I’ll sometimes be talking to people I know and casually say, “I hate summer.” They’ll laugh, but then I’ll get serious and reiterate, “No, really, I hate summer.” And I do, pretty wholeheartedly.
I hate the heat; I get red-faced, out of breath and generally uncomfortable, and I’m honestly more of a fan of rain. I hate the time leading up to summer, with the crazy pressure of finding something productive to do for all those months among every other thing that needs to get done. I also hate change, which is overabundant for me whenever the summer months come around. Seniors are graduating, another school year is finishing up and I find myself in the throes of nostalgia. It’s terrible.
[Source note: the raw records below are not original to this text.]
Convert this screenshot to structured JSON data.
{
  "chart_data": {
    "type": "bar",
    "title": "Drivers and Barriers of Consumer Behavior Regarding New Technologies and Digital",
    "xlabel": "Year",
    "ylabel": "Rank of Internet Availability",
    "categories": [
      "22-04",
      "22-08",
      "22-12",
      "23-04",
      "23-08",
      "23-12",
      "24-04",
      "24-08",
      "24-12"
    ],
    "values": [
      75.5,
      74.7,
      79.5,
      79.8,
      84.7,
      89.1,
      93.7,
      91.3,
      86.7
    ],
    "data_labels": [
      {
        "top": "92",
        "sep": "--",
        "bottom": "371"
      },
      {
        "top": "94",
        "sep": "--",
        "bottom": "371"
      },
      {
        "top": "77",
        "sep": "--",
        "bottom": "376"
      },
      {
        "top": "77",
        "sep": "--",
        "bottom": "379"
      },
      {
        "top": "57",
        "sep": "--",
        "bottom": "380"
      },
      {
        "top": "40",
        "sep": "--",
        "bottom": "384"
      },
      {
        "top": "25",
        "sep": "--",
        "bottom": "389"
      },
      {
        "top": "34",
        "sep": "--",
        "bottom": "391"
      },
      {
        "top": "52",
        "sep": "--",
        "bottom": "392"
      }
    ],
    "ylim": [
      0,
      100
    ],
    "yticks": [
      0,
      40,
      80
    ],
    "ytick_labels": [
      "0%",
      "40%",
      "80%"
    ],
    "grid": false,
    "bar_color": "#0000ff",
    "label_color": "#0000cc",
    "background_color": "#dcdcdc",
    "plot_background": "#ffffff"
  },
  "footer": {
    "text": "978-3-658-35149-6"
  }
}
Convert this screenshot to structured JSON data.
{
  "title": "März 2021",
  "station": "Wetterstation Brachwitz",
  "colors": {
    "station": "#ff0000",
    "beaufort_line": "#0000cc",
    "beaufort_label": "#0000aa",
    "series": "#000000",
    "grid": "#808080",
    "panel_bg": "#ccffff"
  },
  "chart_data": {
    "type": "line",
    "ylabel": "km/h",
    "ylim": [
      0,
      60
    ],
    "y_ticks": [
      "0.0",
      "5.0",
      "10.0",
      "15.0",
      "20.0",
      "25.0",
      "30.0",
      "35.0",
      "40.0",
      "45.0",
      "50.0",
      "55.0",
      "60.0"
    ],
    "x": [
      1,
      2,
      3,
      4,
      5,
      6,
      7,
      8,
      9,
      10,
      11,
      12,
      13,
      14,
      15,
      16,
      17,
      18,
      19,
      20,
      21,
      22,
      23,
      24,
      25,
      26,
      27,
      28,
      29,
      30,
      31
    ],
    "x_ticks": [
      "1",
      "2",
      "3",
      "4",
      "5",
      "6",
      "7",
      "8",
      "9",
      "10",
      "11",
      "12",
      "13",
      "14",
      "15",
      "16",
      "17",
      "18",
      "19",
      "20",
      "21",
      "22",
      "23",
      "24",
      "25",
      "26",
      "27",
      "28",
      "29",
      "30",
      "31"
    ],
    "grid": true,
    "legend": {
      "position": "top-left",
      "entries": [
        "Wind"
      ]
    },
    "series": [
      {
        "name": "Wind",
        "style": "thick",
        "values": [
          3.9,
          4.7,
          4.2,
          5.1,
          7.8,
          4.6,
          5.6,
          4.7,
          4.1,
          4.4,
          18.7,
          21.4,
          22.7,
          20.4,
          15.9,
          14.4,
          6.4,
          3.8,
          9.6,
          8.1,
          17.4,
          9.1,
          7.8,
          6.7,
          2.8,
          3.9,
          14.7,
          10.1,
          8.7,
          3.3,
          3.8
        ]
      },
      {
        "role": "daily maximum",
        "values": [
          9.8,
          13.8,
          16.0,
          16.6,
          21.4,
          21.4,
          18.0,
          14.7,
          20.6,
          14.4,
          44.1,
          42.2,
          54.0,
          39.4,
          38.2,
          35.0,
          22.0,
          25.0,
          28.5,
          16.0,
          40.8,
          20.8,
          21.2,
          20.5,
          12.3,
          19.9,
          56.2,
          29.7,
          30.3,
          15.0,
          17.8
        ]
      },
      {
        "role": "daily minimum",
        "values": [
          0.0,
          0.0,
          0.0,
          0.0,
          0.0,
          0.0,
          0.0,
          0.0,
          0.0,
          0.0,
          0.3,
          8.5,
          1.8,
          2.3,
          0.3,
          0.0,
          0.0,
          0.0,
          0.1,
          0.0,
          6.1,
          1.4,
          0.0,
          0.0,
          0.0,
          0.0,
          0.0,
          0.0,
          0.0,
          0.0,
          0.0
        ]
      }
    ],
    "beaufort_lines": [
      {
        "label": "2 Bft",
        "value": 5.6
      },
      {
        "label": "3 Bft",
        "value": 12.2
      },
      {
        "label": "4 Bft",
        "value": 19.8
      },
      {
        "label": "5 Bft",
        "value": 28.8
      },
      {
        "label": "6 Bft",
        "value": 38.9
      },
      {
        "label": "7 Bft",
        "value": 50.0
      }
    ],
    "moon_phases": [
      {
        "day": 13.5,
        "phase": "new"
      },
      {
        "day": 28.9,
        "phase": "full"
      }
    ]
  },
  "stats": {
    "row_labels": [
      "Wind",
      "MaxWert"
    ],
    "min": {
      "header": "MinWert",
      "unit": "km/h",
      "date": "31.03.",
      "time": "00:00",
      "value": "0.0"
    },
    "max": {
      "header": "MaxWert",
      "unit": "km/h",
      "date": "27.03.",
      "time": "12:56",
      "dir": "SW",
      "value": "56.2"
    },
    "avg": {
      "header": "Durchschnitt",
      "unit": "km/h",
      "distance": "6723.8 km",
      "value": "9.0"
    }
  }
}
I’ve been trying to learn, however, that the change summer brings with it doesn’t always have to be seen as a negative thing. The seniors that have become your friends, and who you’ll miss dearly, are indeed moving on and away from you, but you have so many memories with them to hang on to. We’re criticized for it by older generations, but we as millenials and members of Gen Z document the time with our friends more than any others. We have pictures and videos and texts to remember each other by, to prove that our time together was meaningful.
If you’re like me and you attach sentimentality to literally everything, then the smallest mementos will hold the fondest memories for you to look back on. These memories can be bittersweet, but also so enjoyable to reminisce about, and they can be just as fun to relive as they are to experience in the first place.
The other aspect of change that I’ve been trying to unlearn is the negativity of newness. Change has always been equated to a bad thing in my mind because the result of that change, of what’s new, can’t possibly measure up to the familiarity of what I had in the past. However, what I’ve always failed to consider is the idea that change can bring about a new reality that’s just as positive, joy-filled and meaningful as that past time that’s just been let go of. The present can mean a lot, but so can the future, even without those same familiar faces and the exact same environment.
Summer can be filled with possibility; it can be changed and contain better memories than the summers that came before it. That transition period in between the years does carry sadness and the ending of an era, but a new and potentially better one can be right around the bend.
I’m still not a huge summer person. I would take a thunderstorm over a heatwave any day, and the time I spend away from campus and all my friends who live states away isn’t the easiest problem to solve. But I’m willing to give this summer a chance, and even though things are coming to an end, a new beginning is awfully exciting to consider.